Karşılıklı saygı ve fikirlerin, programların ve eylemlerin özgürce ifade edilmesi temelinde, Kıbrıs Solunun tüm kolları arasında mümkün olan en geniş işbirliğini hedefliyoruz. Kıbrıs Sorunu ile ilgili olarak, Birleşmiş Milletler Güvenlik Konseyi kararlarında belirtildiği şekli ile tek egemenliği, tek vatandaşlığı ve tek uluslararası temsiliyeti olan, iki bölgeli, iki toplumlu, siyasi eşitliğe dayalı Birleşik Federal Kıbrıs hedefimizi destekleyecek ortak hedeflerin genişletilmesi ve ortak anlayış ve programların geliştirilmesi hedefleri çerçevesinde tüm eylemleri destekliyoruz. Ortak bir anlayış oluşturmak için fikir ayrılıkları açıkça kabul edilmeli ve üzerlerinde tartışılmalıdır. Ufak fikir farklılıkları, üzerinde anlaşmanın sağlandığı konularla ilgili ortak eylemlere engel teşkil etmemelidir.
Müzakere süreci, Guterres Çerçevesi temelinde yeniden başlamalıdır. Güven artırıcı önlemlerin uygulanması da, kapsamlı çözüm müzakerelerine paralel olarak başlatılmalıdır.
Politikaları formüle etmek ve Solun ötesindeki güçlerle işbirlikleri oluşturmak için bir Sol Programının oluşturulması elzemdir. Bu doğrultuda, her iki örgüt de Sol ve Kıbrıs Sorunu Konferanslarını desteklemekte ve İki Toplumlu Birleşik Kıbrıs İnisiyatifi gibi platformlara katılmaktadır.

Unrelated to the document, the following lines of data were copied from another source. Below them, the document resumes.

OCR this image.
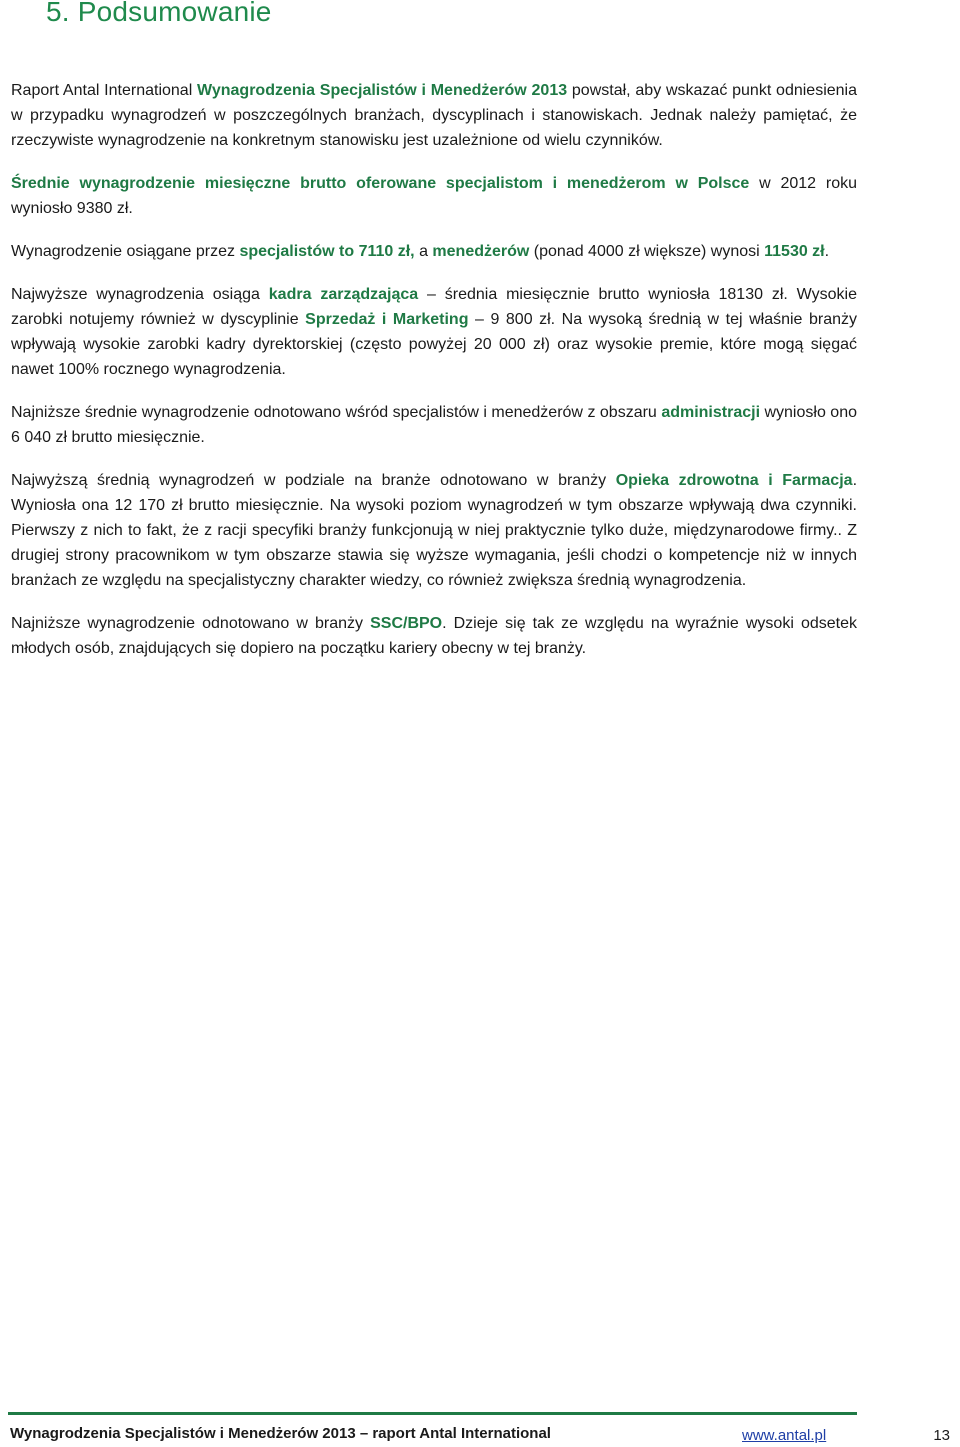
5. Podsumowanie

Raport Antal International Wynagrodzenia Specjalistów i Menedżerów 2013 powstał, aby wskazać punkt odniesienia w przypadku wynagrodzeń w poszczególnych branżach, dyscyplinach i stanowiskach. Jednak należy pamiętać, że rzeczywiste wynagrodzenie na konkretnym stanowisku jest uzależnione od wielu czynników.

Średnie wynagrodzenie miesięczne brutto oferowane specjalistom i menedżerom w Polsce w 2012 roku wyniosło 9380 zł.

Wynagrodzenie osiągane przez specjalistów to 7110 zł, a menedżerów (ponad 4000 zł większe) wynosi 11530 zł.

Najwyższe wynagrodzenia osiąga kadra zarządzająca – średnia miesięcznie brutto wyniosła 18130 zł. Wysokie zarobki notujemy również w dyscyplinie Sprzedaż i Marketing – 9 800 zł. Na wysoką średnią w tej właśnie branży wpływają wysokie zarobki kadry dyrektorskiej (często powyżej 20 000 zł) oraz wysokie premie, które mogą sięgać nawet 100% rocznego wynagrodzenia.

Najniższe średnie wynagrodzenie odnotowano wśród specjalistów i menedżerów z obszaru administracji wyniosło ono 6 040 zł brutto miesięcznie.

Najwyższą średnią wynagrodzeń w podziale na branże odnotowano w branży Opieka zdrowotna i Farmacja. Wyniosła ona 12 170 zł brutto miesięcznie. Na wysoki poziom wynagrodzeń w tym obszarze wpływają dwa czynniki. Pierwszy z nich to fakt, że z racji specyfiki branży funkcjonują w niej praktycznie tylko duże, międzynarodowe firmy.. Z drugiej strony pracownikom w tym obszarze stawia się wyższe wymagania, jeśli chodzi o kompetencje niż w innych branżach ze względu na specjalistyczny charakter wiedzy, co również zwiększa średnią wynagrodzenia.

Najniższe wynagrodzenie odnotowano w branży SSC/BPO. Dzieje się tak ze względu na wyraźnie wysoki odsetek młodych osób, znajdujących się dopiero na początku kariery obecny w tej branży.

Wynagrodzenia Specjalistów i Menedżerów 2013 – raport Antal International	www.antal.pl	13
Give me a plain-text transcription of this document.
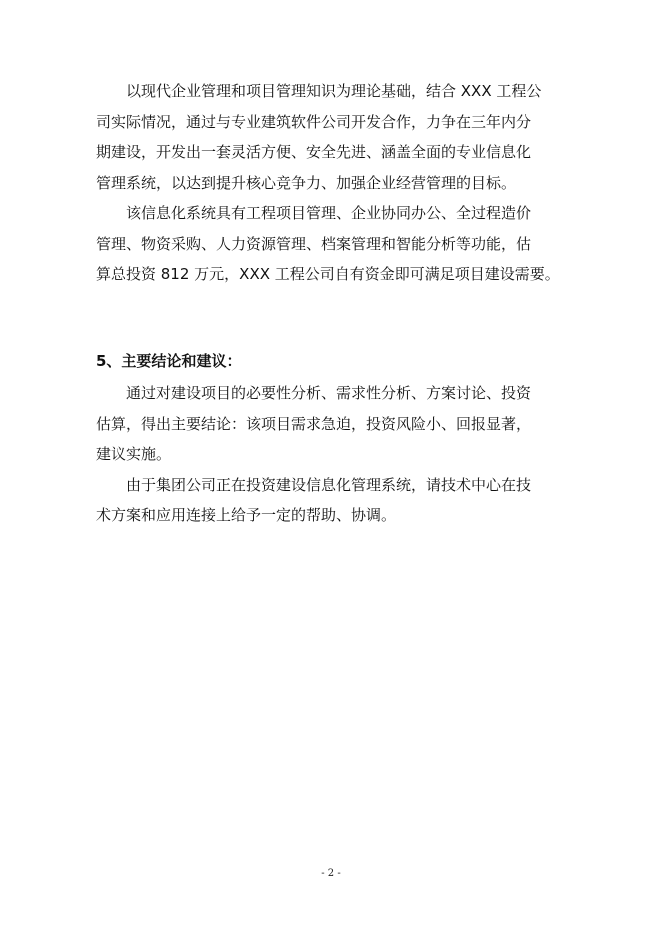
以现代企业管理和项目管理知识为理论基础，结合 XXX 工程公
司实际情况，通过与专业建筑软件公司开发合作，力争在三年内分
期建设，开发出一套灵活方便、安全先进、涵盖全面的专业信息化
管理系统，以达到提升核心竞争力、加强企业经营管理的目标。

该信息化系统具有工程项目管理、企业协同办公、全过程造价
管理、物资采购、人力资源管理、档案管理和智能分析等功能，估
算总投资 812 万元，XXX 工程公司自有资金即可满足项目建设需要。

5、主要结论和建议：

通过对建设项目的必要性分析、需求性分析、方案讨论、投资
估算，得出主要结论：该项目需求急迫，投资风险小、回报显著，
建议实施。

由于集团公司正在投资建设信息化管理系统，请技术中心在技
术方案和应用连接上给予一定的帮助、协调。

- 2 -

İki örgüt, Solun her iki toplumdaki ortak çalışmasını hedeflerimize ulaşabilmek için gerekli görmektedir. Ayrı ayrı sürdürülen çalışmalar yalnızca sınırlı sonuçlar üretebilir ve sürekli olarak milliyetçi düşünce tarzlarına boyun eğme ve Kıbrıslı Rum ve Kıbrıslı Türk Solu arasında daha fazla mesafeye yol açma tehlikesiyle karşı karşıyadır.